Consider, the figure given in the question, as the slope makes an angle of $60^\circ$ from clockwise sense(direction), so $180^\circ - 60^\circ = 120^\circ$ , from anticlockwise sense(direction)
The slope of the v-s curve is defined by $\dfrac{{dv}}{{ds}}$ .
So, $\dfrac{{dv}}{{ds}} = \tan 120^\circ = - \sqrt 3$ .
It is quite obvious the value of $\dfrac{{dv}}{{ds}}$ will be negative as the curve is having a negative slope and also when the distance is increasing the velocity is decreasing.
As, velocity is equal rate of change of displacement, i.e., $v = \dfrac{{ds}}{{dt}}$ .
The rate of change of velocity is equal to acceleration, i.e., $a = \dfrac{{dv}}{{dt}}$ .
So,
$a = \dfrac{{dv}}{{dt}}$ , where we can expand $\dfrac{{dv}}{{dt}}$ as $\dfrac{{dv}}{{dt}} = \left( {\dfrac{{dv}}{{ds}}} \right)\dfrac{{ds}}{{dt}}$ .
So,
$a = \dfrac{{dv}}{{dt}} \\\ \Rightarrow a = \left( {\dfrac{{dv}}{{ds}}} \right)\dfrac{{ds}}{{dt}} \\\ \Rightarrow a = - \sqrt 3 \left( 3 \right) \\\ \Rightarrow a = - 3\sqrt 3 \,m{s^{ - 2}} \\\$
Here, the negative sign indicates that the particle is de-accelerating or having retardation.

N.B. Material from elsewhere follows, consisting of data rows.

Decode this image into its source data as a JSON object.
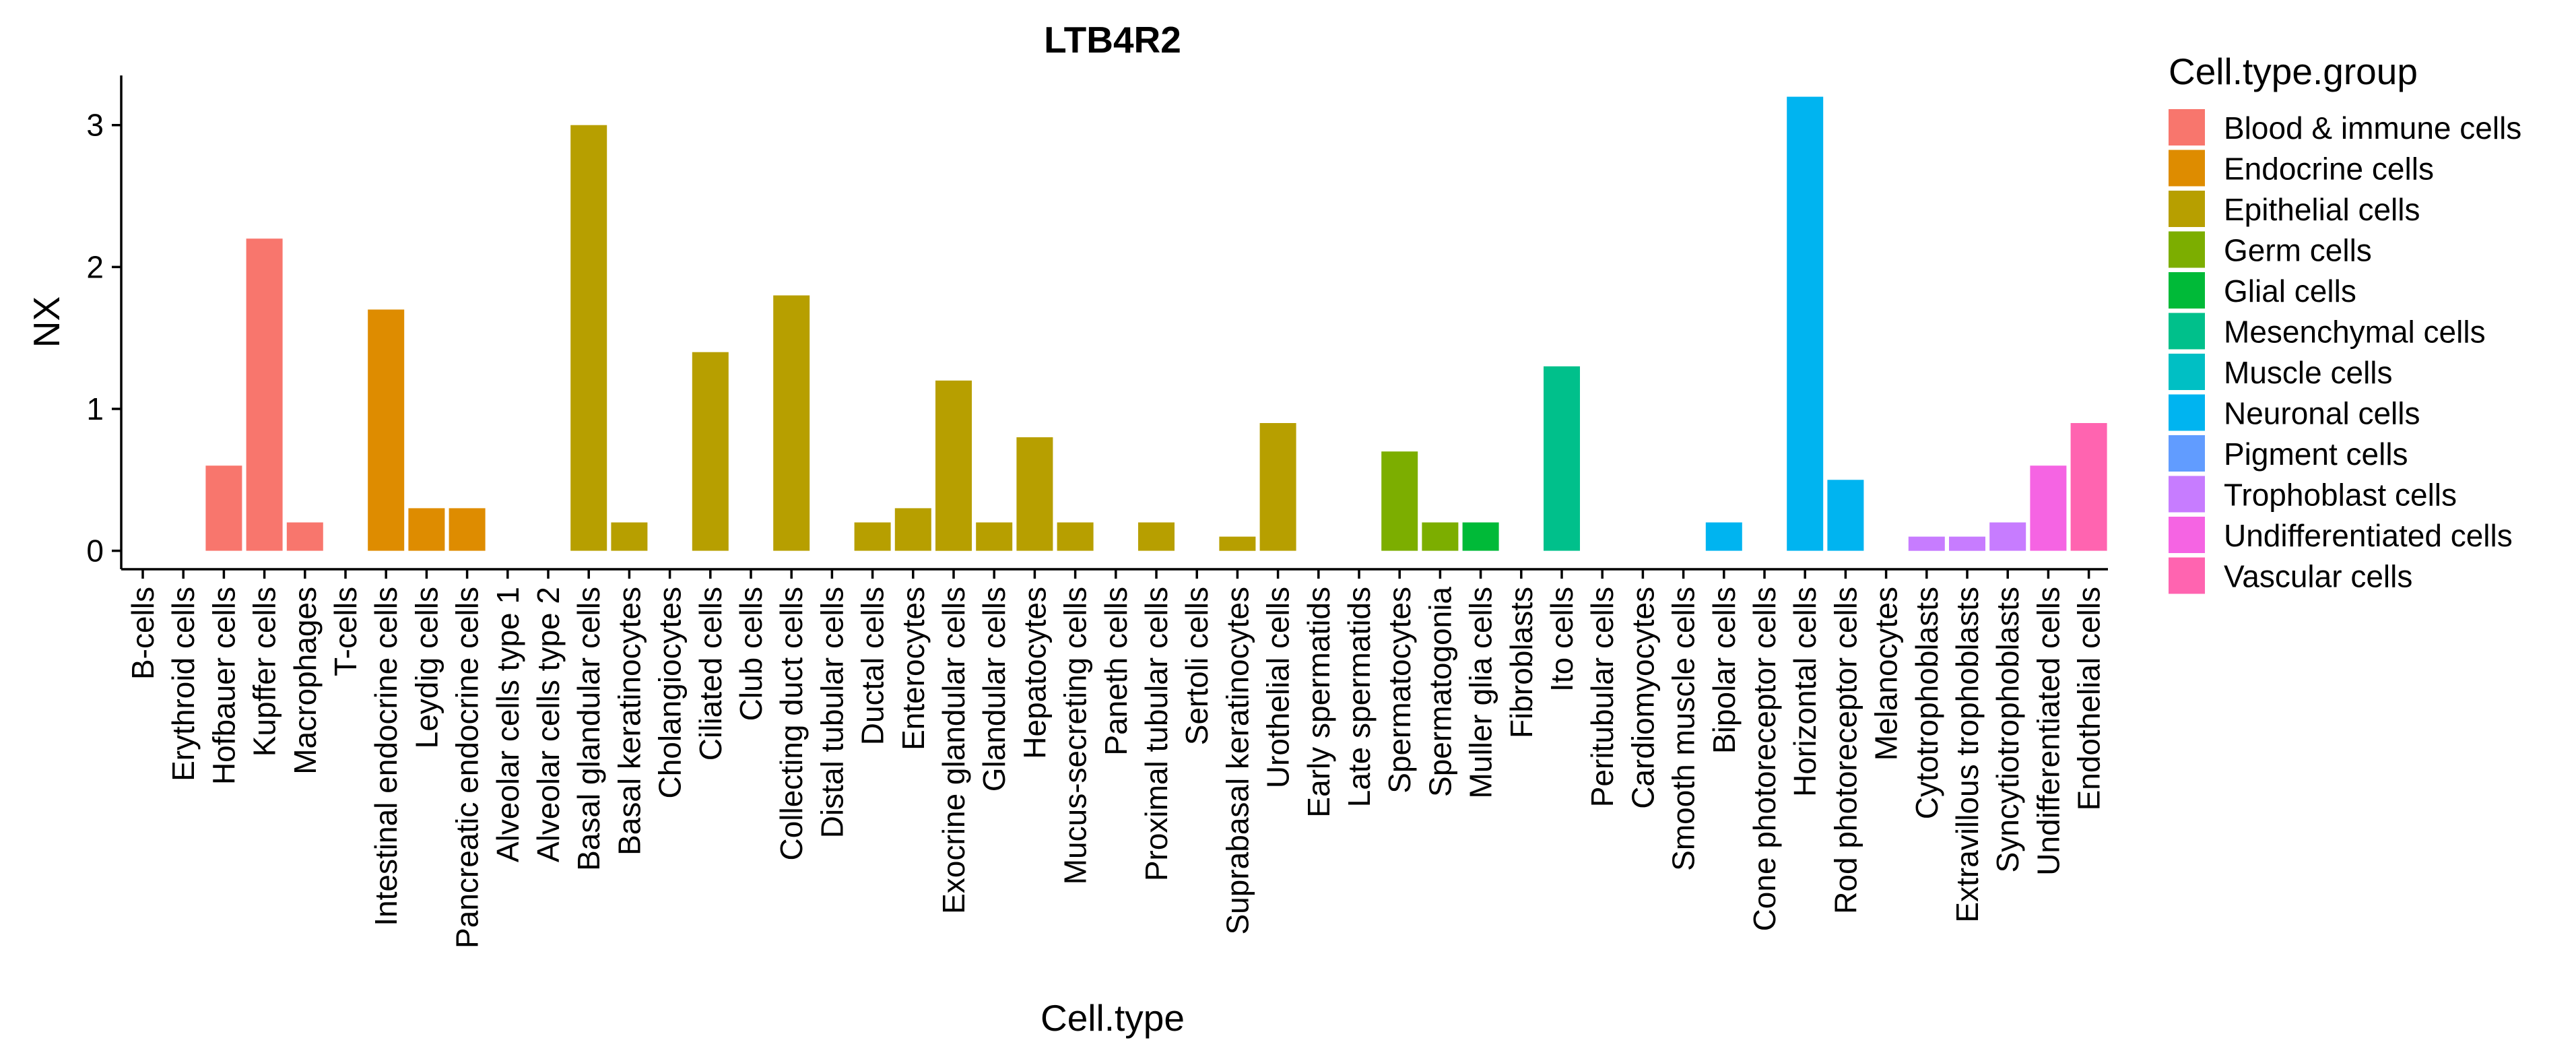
{
  "chart_data": {
    "type": "bar",
    "title": "LTB4R2",
    "xlabel": "Cell.type",
    "ylabel": "NX",
    "ylim": [
      -0.13,
      3.35
    ],
    "yticks": [
      0,
      1,
      2,
      3
    ],
    "grid": false,
    "legend": {
      "title": "Cell.type.group",
      "placement": "right",
      "entries": [
        {
          "name": "Blood & immune cells",
          "color": "#F8766D"
        },
        {
          "name": "Endocrine cells",
          "color": "#DE8C00"
        },
        {
          "name": "Epithelial cells",
          "color": "#B79F00"
        },
        {
          "name": "Germ cells",
          "color": "#7CAE00"
        },
        {
          "name": "Glial cells",
          "color": "#00BA38"
        },
        {
          "name": "Mesenchymal cells",
          "color": "#00C08B"
        },
        {
          "name": "Muscle cells",
          "color": "#00BFC4"
        },
        {
          "name": "Neuronal cells",
          "color": "#00B4F0"
        },
        {
          "name": "Pigment cells",
          "color": "#619CFF"
        },
        {
          "name": "Trophoblast cells",
          "color": "#C77CFF"
        },
        {
          "name": "Undifferentiated cells",
          "color": "#F564E3"
        },
        {
          "name": "Vascular cells",
          "color": "#FF64B0"
        }
      ]
    },
    "bars": [
      {
        "category": "B-cells",
        "group": "Blood & immune cells",
        "value": 0
      },
      {
        "category": "Erythroid cells",
        "group": "Blood & immune cells",
        "value": 0
      },
      {
        "category": "Hofbauer cells",
        "group": "Blood & immune cells",
        "value": 0.6
      },
      {
        "category": "Kupffer cells",
        "group": "Blood & immune cells",
        "value": 2.2
      },
      {
        "category": "Macrophages",
        "group": "Blood & immune cells",
        "value": 0.2
      },
      {
        "category": "T-cells",
        "group": "Blood & immune cells",
        "value": 0
      },
      {
        "category": "Intestinal endocrine cells",
        "group": "Endocrine cells",
        "value": 1.7
      },
      {
        "category": "Leydig cells",
        "group": "Endocrine cells",
        "value": 0.3
      },
      {
        "category": "Pancreatic endocrine cells",
        "group": "Endocrine cells",
        "value": 0.3
      },
      {
        "category": "Alveolar cells type 1",
        "group": "Epithelial cells",
        "value": 0
      },
      {
        "category": "Alveolar cells type 2",
        "group": "Epithelial cells",
        "value": 0
      },
      {
        "category": "Basal glandular cells",
        "group": "Epithelial cells",
        "value": 3.0
      },
      {
        "category": "Basal keratinocytes",
        "group": "Epithelial cells",
        "value": 0.2
      },
      {
        "category": "Cholangiocytes",
        "group": "Epithelial cells",
        "value": 0
      },
      {
        "category": "Ciliated cells",
        "group": "Epithelial cells",
        "value": 1.4
      },
      {
        "category": "Club cells",
        "group": "Epithelial cells",
        "value": 0
      },
      {
        "category": "Collecting duct cells",
        "group": "Epithelial cells",
        "value": 1.8
      },
      {
        "category": "Distal tubular cells",
        "group": "Epithelial cells",
        "value": 0
      },
      {
        "category": "Ductal cells",
        "group": "Epithelial cells",
        "value": 0.2
      },
      {
        "category": "Enterocytes",
        "group": "Epithelial cells",
        "value": 0.3
      },
      {
        "category": "Exocrine glandular cells",
        "group": "Epithelial cells",
        "value": 1.2
      },
      {
        "category": "Glandular cells",
        "group": "Epithelial cells",
        "value": 0.2
      },
      {
        "category": "Hepatocytes",
        "group": "Epithelial cells",
        "value": 0.8
      },
      {
        "category": "Mucus-secreting cells",
        "group": "Epithelial cells",
        "value": 0.2
      },
      {
        "category": "Paneth cells",
        "group": "Epithelial cells",
        "value": 0
      },
      {
        "category": "Proximal tubular cells",
        "group": "Epithelial cells",
        "value": 0.2
      },
      {
        "category": "Sertoli cells",
        "group": "Epithelial cells",
        "value": 0
      },
      {
        "category": "Suprabasal keratinocytes",
        "group": "Epithelial cells",
        "value": 0.1
      },
      {
        "category": "Urothelial cells",
        "group": "Epithelial cells",
        "value": 0.9
      },
      {
        "category": "Early spermatids",
        "group": "Germ cells",
        "value": 0
      },
      {
        "category": "Late spermatids",
        "group": "Germ cells",
        "value": 0
      },
      {
        "category": "Spermatocytes",
        "group": "Germ cells",
        "value": 0.7
      },
      {
        "category": "Spermatogonia",
        "group": "Germ cells",
        "value": 0.2
      },
      {
        "category": "Muller glia cells",
        "group": "Glial cells",
        "value": 0.2
      },
      {
        "category": "Fibroblasts",
        "group": "Mesenchymal cells",
        "value": 0
      },
      {
        "category": "Ito cells",
        "group": "Mesenchymal cells",
        "value": 1.3
      },
      {
        "category": "Peritubular cells",
        "group": "Mesenchymal cells",
        "value": 0
      },
      {
        "category": "Cardiomyocytes",
        "group": "Muscle cells",
        "value": 0
      },
      {
        "category": "Smooth muscle cells",
        "group": "Muscle cells",
        "value": 0
      },
      {
        "category": "Bipolar cells",
        "group": "Neuronal cells",
        "value": 0.2
      },
      {
        "category": "Cone photoreceptor cells",
        "group": "Neuronal cells",
        "value": 0
      },
      {
        "category": "Horizontal cells",
        "group": "Neuronal cells",
        "value": 3.2
      },
      {
        "category": "Rod photoreceptor cells",
        "group": "Neuronal cells",
        "value": 0.5
      },
      {
        "category": "Melanocytes",
        "group": "Pigment cells",
        "value": 0
      },
      {
        "category": "Cytotrophoblasts",
        "group": "Trophoblast cells",
        "value": 0.1
      },
      {
        "category": "Extravillous trophoblasts",
        "group": "Trophoblast cells",
        "value": 0.1
      },
      {
        "category": "Syncytiotrophoblasts",
        "group": "Trophoblast cells",
        "value": 0.2
      },
      {
        "category": "Undifferentiated cells",
        "group": "Undifferentiated cells",
        "value": 0.6
      },
      {
        "category": "Endothelial cells",
        "group": "Vascular cells",
        "value": 0.9
      }
    ]
  }
}
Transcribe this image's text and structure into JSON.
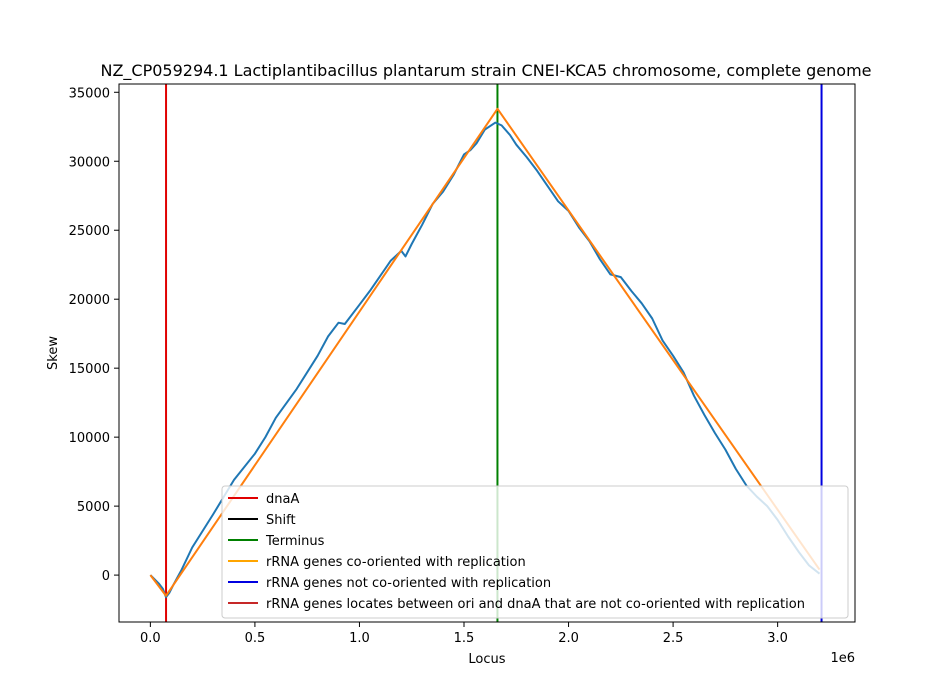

Therefore, when the body is displaced by $3\,m$ , then the acceleration of the particle is $3\sqrt 3 \,m{s^{ - 2}}$ .

Note: This is a question of kinematics, where the displacement is given and we need the find the acceleration, here the tangent to the curve gives slope of the curve which will help us to get the value of the $\dfrac{{dv}}{{ds}}$ , and by this we can find the value acceleration as $a = \left( {\dfrac{{dv}}{{ds}}} \right)\dfrac{{ds}}{{dt}}$ .
Whenever, the value of acceleration comes out to be negative that means the body is de-accelerating.